Field Marshal Paul von Hindenburg and General Erich Ludendorff, Germany’s pair of top commanders, agreed. They ordered work to begin on plans for what the German press later called Kaiserschlacht, or the Kaiser’s battle, a series of offensives for spring 1918. It was a roll of the dice (in John Keegan’s words) which would send into battle almost every last bit of their manpower reserves, playing what some of their staff said was Germany’s “last card.”2 Writing thirteen years later, B.H. Liddell Hart called it “a race between the effect of Germany’s blow and the arrival of American reinforcements.”3 And it became a race whose risk and consequences of failure were vastly greater than Hindenburg and Ludendorff ever could have reckoned. As history records, it was to be an all-or-nothing gamble.
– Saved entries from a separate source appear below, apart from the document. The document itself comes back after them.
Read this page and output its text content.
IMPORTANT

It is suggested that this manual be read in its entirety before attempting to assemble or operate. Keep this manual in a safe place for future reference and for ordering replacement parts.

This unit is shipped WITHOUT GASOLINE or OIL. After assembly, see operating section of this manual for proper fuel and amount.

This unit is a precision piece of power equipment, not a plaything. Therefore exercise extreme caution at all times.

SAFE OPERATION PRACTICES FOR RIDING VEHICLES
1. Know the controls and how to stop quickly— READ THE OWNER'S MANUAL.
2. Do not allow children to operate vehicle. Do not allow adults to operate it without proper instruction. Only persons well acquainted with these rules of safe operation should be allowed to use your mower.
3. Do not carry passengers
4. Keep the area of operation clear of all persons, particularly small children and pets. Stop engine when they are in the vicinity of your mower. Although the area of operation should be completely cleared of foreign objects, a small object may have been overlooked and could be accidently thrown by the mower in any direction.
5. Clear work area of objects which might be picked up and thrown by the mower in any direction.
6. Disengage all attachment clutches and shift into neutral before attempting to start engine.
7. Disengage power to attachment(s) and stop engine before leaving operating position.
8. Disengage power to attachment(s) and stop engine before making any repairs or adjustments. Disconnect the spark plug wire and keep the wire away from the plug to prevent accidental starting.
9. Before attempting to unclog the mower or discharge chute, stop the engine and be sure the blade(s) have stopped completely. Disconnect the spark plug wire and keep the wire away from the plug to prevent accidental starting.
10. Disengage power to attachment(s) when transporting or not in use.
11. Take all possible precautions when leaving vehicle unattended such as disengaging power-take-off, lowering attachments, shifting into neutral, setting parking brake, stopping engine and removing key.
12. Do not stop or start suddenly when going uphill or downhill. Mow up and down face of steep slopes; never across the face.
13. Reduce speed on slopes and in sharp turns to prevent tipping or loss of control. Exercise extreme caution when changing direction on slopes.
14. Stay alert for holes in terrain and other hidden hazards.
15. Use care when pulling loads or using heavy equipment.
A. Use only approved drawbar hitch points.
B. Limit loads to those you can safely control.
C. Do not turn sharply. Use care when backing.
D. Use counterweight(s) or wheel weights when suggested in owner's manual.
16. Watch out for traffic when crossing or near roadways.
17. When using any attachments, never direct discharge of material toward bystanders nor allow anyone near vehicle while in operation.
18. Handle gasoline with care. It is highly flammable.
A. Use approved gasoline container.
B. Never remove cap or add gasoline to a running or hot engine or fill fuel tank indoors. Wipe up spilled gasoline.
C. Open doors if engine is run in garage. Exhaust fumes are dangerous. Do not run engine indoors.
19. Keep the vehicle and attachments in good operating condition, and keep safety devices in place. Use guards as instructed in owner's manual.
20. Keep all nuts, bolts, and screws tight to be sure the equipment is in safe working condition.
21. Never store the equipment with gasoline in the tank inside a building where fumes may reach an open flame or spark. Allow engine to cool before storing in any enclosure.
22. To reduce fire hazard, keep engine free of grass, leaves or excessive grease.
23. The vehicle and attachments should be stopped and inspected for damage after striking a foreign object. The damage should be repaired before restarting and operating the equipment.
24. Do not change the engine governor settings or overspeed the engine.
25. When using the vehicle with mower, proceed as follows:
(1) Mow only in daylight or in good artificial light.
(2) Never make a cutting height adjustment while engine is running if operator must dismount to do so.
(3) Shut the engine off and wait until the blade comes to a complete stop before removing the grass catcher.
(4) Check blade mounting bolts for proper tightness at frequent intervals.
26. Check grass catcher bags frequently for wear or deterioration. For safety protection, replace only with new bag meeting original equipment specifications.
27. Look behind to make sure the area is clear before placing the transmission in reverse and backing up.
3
On Germany’s home front too, time seemed to be running out. Fast evaporating was any patience with the war. Food (including the unappetizing turnip, typically fodder for animals) was being rationed tighter and tighter; so were coal and wood for heating and cotton and wool for warm clothing. Goods grew so short they almost disappeared. Before the war, each week a German on average was eating 2.3 lbs of meat; in late 1917 it was but 0.3 lbs. Such skimpy diets were leading to malnutrition and, worse, to pneumonia and tuberculosis, pushing up the death rate among women and children more than fifty percent above pre-war levels. Laborers, because of the battlefield’s enormous manpower demands, were growing so scarce that the government, in effect, drafted all German males age seventeen to sixty to work in factories and fields if they weren’t already in the army. Women too were pulled into the workforce. These conditions, predictably, triggered labor discontent, strikes and even food riots.